Avec ses deux mètres et demi sur quatre, The City (2023) de Susanna Inglada a la taille d’une peinture monumentale. Ces dimensions conviennent à la dramaturgie de l’œuvre, qui rappelle naturellement les tableaux baroques et ceux de la Renaissance.
© S. Hardus
On y voit des personnages (à demi) nus dans la partie inférieure et d’autres, vêtus, dans la partie supérieure: une référence évidente à la manière inégale dont l’argent et les autres ressources sont répartis dans la société. Mais il apparaît aussi qu’il s’agit d’un exercice d’équilibre: la moitié supérieure a besoin des personnes du bas, sans quoi toute la représentation s’effondrerait. Fait remarquable, The City a le caractère et l’aspect d’une peinture, mais n’en est pas une. Comme beaucoup d’œuvres d’Inglada, il s’agit d’un collage, basé sur ses propres dessins.

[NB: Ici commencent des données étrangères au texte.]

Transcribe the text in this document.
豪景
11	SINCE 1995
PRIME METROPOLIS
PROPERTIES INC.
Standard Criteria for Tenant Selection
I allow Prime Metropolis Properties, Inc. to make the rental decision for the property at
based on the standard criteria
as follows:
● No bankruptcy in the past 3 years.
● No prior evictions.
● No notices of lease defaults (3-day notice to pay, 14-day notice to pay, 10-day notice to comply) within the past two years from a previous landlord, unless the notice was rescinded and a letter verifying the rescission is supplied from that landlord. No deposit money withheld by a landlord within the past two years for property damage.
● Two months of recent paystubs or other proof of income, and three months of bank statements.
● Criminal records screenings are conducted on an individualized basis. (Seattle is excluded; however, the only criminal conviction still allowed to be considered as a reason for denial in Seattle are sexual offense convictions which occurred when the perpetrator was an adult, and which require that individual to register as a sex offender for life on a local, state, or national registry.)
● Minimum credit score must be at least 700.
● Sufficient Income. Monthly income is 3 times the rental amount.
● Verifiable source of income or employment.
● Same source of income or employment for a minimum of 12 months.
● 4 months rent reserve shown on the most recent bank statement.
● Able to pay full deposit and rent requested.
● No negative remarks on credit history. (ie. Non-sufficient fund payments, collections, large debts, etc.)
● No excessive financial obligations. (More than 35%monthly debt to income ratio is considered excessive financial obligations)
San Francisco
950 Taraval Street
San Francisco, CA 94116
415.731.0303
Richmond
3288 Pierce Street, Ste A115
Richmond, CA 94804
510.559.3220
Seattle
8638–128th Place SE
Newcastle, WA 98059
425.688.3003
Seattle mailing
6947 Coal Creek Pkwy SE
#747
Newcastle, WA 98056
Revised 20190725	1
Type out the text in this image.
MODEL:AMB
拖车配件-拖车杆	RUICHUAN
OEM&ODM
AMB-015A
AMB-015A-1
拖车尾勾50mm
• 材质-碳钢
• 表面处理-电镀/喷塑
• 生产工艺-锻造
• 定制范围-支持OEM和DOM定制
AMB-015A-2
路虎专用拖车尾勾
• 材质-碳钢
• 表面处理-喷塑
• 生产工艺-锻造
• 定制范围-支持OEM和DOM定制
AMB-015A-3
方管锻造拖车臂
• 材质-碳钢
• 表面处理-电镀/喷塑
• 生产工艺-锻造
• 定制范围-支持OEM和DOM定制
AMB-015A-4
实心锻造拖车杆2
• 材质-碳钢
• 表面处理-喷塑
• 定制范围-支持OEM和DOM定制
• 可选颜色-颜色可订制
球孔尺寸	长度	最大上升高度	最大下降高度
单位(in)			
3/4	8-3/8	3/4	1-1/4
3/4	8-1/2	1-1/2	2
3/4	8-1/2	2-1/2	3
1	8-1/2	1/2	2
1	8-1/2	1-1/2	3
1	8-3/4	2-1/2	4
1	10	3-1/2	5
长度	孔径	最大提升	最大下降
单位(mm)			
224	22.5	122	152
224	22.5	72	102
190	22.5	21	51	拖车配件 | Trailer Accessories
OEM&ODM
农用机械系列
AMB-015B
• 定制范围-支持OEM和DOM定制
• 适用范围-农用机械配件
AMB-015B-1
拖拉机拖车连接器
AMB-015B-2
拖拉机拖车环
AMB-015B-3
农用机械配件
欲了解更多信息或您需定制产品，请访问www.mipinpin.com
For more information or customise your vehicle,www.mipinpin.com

L’acquisition de The City par le célèbre musée Boijmans Van Beuningen de Rotterdam en 2024 est une belle preuve de reconnaissance de l’œuvre d’Inglada, mais ce n’est sûrement pas la seule. Certaines de ses productions figurent également dans les collections de musées en Allemagne, en Autriche et en Espagne. Aux Pays-Bas, plusieurs musées en possèdent quelques-unes, notamment le Stedelijk Museum Schiedam et le Dordrechts Museum. Par ailleurs, l’artiste est très demandée pour des expositions. Au début de l’année 2024, elle a participé à une exposition de groupe à CODA (à Apeldoorn, en Gueldre) et elle a également pris part au parcours artistique Coup de Ville, un projet de la plateforme artistique Warp Art à Sint-Niklaas (en Flandre-Orientale).
© S. Inglada
Ce qui frappe à chaque fois, c’est à quel point le langage visuel et le style spécifique de Susanna Inglada sont identifiables. Ses œuvres sont reconnaissables au premier coup d’œil, même lorsqu’il s’agit de céramiques, de vidéos d’animation ou d’œuvres d’art textile, domaines dans lesquels elle s’est également spécialisée.

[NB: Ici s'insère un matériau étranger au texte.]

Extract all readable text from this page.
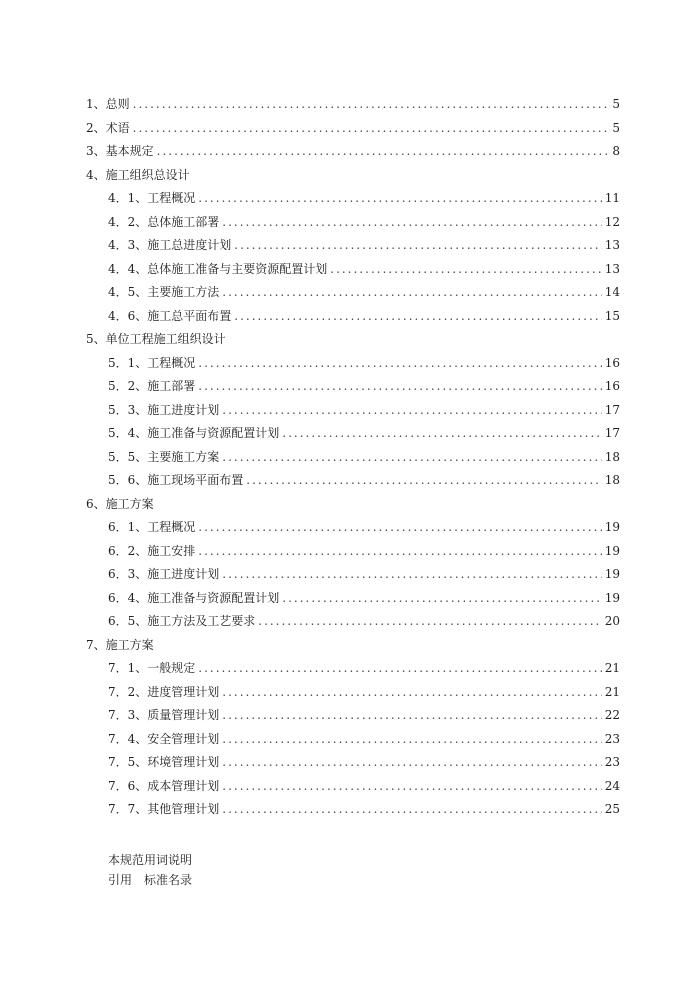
1、总则 .....	5
2、术语 .....	5
3、基本规定 .....	8
4、施工组织总设计
4．1、工程概况 .....	11
4．2、总体施工部署 .....	12
4．3、施工总进度计划 .....	13
4．4、总体施工准备与主要资源配置计划 .....	13
4．5、主要施工方法 .....	14
4．6、施工总平面布置 .....	15
5、单位工程施工组织设计
5．1、工程概况 .....	16
5．2、施工部署 .....	16
5．3、施工进度计划 .....	17
5．4、施工准备与资源配置计划 .....	17
5．5、主要施工方案 .....	18
5．6、施工现场平面布置 .....	18
6、施工方案
6．1、工程概况 .....	19
6．2、施工安排 .....	19
6．3、施工进度计划 .....	19
6．4、施工准备与资源配置计划 .....	19
6．5、施工方法及工艺要求 .....	20
7、施工方案
7．1、一般规定 .....	21
7．2、进度管理计划 .....	21
7．3、质量管理计划 .....	22
7．4、安全管理计划 .....	23
7．5、环境管理计划 .....	23
7．6、成本管理计划 .....	24
7．7、其他管理计划 .....	25
本规范用词说明
引用　标准名录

Le dessin comme langage universel
Comment Inglada est-elle parvenue à ce langage visuel particulier? Elle a d’abord suivi des cours d’art dramatique dans son pays d’origine, l’Espagne, poussée par son enthousiasme pour le jeu et la création de personnages et des mondes autour d’eux. Cependant, le théâtre n’était pas sa seule passion, car elle aimait dessiner et peindre depuis son plus jeune âge. À un moment donné, elle a dû choisir entre le théâtre et les beaux-arts. Elle a choisi la peinture.

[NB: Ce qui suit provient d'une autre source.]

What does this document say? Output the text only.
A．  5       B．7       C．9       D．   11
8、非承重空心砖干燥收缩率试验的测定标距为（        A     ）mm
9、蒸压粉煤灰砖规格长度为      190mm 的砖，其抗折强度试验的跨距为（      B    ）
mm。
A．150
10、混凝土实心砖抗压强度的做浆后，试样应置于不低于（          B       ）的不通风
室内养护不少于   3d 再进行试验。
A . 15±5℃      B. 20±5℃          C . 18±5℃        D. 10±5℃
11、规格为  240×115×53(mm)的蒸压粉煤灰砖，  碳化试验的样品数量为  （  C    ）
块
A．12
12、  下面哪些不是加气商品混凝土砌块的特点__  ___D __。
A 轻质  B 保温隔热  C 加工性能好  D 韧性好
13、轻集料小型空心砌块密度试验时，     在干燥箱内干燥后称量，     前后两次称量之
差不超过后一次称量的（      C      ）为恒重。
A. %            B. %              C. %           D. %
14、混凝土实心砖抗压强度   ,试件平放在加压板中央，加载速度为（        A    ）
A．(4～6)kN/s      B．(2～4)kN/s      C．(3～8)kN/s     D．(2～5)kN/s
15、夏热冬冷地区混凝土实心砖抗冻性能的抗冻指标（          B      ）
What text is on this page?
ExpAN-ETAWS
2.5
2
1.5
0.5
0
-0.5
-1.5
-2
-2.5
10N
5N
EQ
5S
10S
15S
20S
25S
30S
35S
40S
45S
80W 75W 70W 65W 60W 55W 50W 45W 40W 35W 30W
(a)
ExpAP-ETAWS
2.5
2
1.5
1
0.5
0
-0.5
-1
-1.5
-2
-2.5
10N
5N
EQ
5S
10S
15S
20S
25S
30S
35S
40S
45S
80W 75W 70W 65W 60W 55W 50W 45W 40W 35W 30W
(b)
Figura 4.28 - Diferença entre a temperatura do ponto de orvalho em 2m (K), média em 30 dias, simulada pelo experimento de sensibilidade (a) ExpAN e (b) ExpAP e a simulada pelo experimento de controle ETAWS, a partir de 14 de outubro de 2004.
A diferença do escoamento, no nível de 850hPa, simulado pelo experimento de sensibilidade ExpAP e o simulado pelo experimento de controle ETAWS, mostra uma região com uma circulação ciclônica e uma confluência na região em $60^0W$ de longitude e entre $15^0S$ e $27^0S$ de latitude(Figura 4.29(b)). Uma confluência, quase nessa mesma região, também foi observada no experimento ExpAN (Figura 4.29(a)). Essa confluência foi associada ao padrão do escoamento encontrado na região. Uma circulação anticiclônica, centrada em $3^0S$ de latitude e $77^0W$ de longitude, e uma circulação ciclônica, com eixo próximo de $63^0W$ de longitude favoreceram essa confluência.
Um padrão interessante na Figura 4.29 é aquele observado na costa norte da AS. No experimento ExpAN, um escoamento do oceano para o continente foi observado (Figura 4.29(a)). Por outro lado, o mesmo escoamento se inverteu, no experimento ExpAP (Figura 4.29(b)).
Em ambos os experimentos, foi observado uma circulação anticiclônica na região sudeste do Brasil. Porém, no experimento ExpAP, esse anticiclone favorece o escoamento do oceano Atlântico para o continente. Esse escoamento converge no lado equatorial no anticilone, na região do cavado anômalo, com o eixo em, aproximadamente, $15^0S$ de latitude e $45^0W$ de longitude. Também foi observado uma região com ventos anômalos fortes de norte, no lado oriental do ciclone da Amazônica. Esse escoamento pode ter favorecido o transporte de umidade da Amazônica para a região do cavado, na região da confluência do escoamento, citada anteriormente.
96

Les conséquences systématiques de l’abus de pouvoir et de la violence sont au cœur du travail de l’artiste
Mais pendant son année de master au Frank Mohr Instituut de Groningue, Inglada s’est vite rendu compte que la peinture n’était pas vraiment son truc. Elle n’aimait pas devoir appliquer la peinture en une série de couches. Elle préférait une méthode de travail plus directe, mieux adaptée à son sujet. À l’époque, son œuvre traitait déjà de sujets tels que l’inégalité (entre les sexes), le pouvoir et la violence, des thèmes qui caractérisent toujours son travail aujourd’hui. En outre, elle n’est pas très intéressée par les œuvres conceptuelles, qui nécessitent beaucoup de lectures pour être comprises. Elle préfère produire de l’art qui fait appel aux sens et aux émotions. Le dessin est la forme qui répond à ces désirs: il est accessible, physique et, d’une certaine manière, universel. Qui n’a jamais dessiné dans son enfance?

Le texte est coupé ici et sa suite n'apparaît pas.